The Religious Right also concentrated on the House Speaker race, where a number of Republicans are positioning themselves for a run in anticipation of Democratic Speaker Pete Laney’s failure to survive redistricting, which will give the House a considerable Republican majority. Right-wing funders went after moderates Ed Kuempel, Tommy Merritt, and Brian McCall, who have stepped forward to challenge odds-on favorite Tom Craddick, the choice of conservatives. All three survived the attack. In all, TFN reports that 14 of 33 House candidates endorsed by the Religious Right (that is, endorsed by the FreePAC panel, a congress of Christian conservative all-stars) prevailed in their primary contests.

Then there was the State Board of Education, always an ideological battleground in primary season. This year Christian conservatives fielded more candidates, nine, than in any previous election. Yet the result was a wash: two seats currently held by the conservative bloc were lost, and two seats previously held by moderate Republicans were won by Christian conservatives. (So the bloc remains at six, on a 15-member board.) However, the Religious Right did manage to knock off board chairwoman Grace Shore, the moderate Republican anointed by Perry to keep the hard-liners under control.

It has become a familiar pattern: hard-core ideologues control the entire state party apparatus, from born-again chairwoman Susan Weddington on down to a majority of the precincts, yet they can’t reliably get mainstream Republican voters to get behind their chosen candidates in the primaries. By convention time, you end up with a hall full of Christian conservatives, reluctantly endorsing a slate that includes a goodly amount of so-called RINOs (Republican in Name Only), the hard-liners’ term for what most people call “moderates.”

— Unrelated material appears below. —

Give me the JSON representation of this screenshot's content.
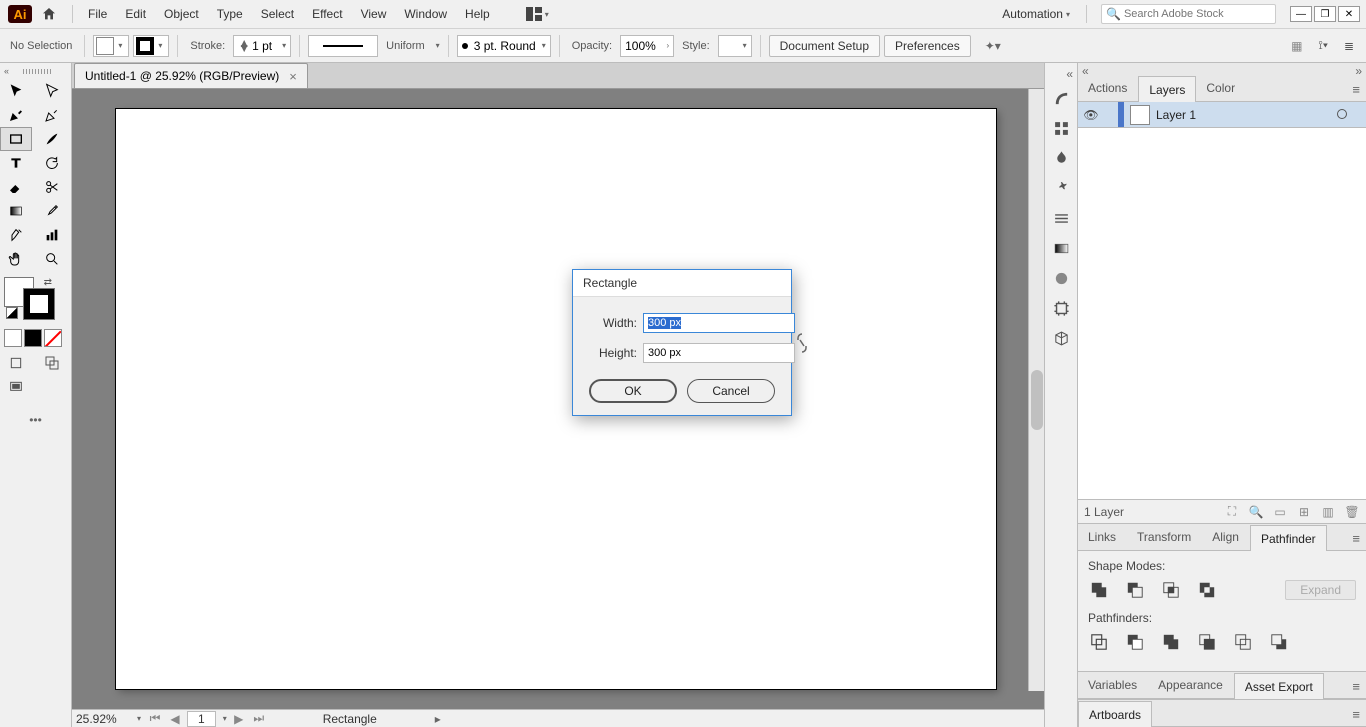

One of the two remaining Tulia trials will no longer be necessary. A grand jury dismissed a three-year old indictment against Tonya White, who was among the more than forty defendants in the controversial Tulia cocaine sting of 1999, but who was not arrested until late last year on an unrelated traffic stop. The original raid resulted in the arrest of ten percent of the town’s black population on the uncorroborated testimony of one narc. In the intervening years, allegations about the background of the undercover agent, Tom Coleman, and the flimsy nature of the evidence in the cases made national news, and the Tulia bust became emblematic of official corruption in the Texas drug war. By the time Tonya White (who was not living in Tulia at the time of the sting) returned to town to face charges, local law enforcement was much less enthusiastic about the cases. Nevertheless, the case was less than a week from going to trial when the surprise dismissal was announced. The turning point apparently came when an investigator working for attorney Jeff Blackburn found a record of a bank transaction made by White in Oklahoma City on the day she allegedly sold drugs to Coleman. White deposited a workman’s compensation check, and asked for eight dollars of it in cash. Had she not asked for the eight dollars, Blackburn said, no signature would have been required and no evidence of her actual presence at the bank would have been preserved. The charge was for delivery of just over a gram of cocaine, but it was enhanced to a first degree felony; thus eight dollars saved her from a possible life sentence. At a press conference in Tulia, D.A. Terry McEachern continued to stand by Coleman, as he has from the start. Yet his reluctance to even bring the case to trial has encouraged defense attorneys for the remaining defendant, Zuri Bossett, set for trial this summer, as well as those preparing appeals and writs for the 20 Tulia defendants now serving prison sentences.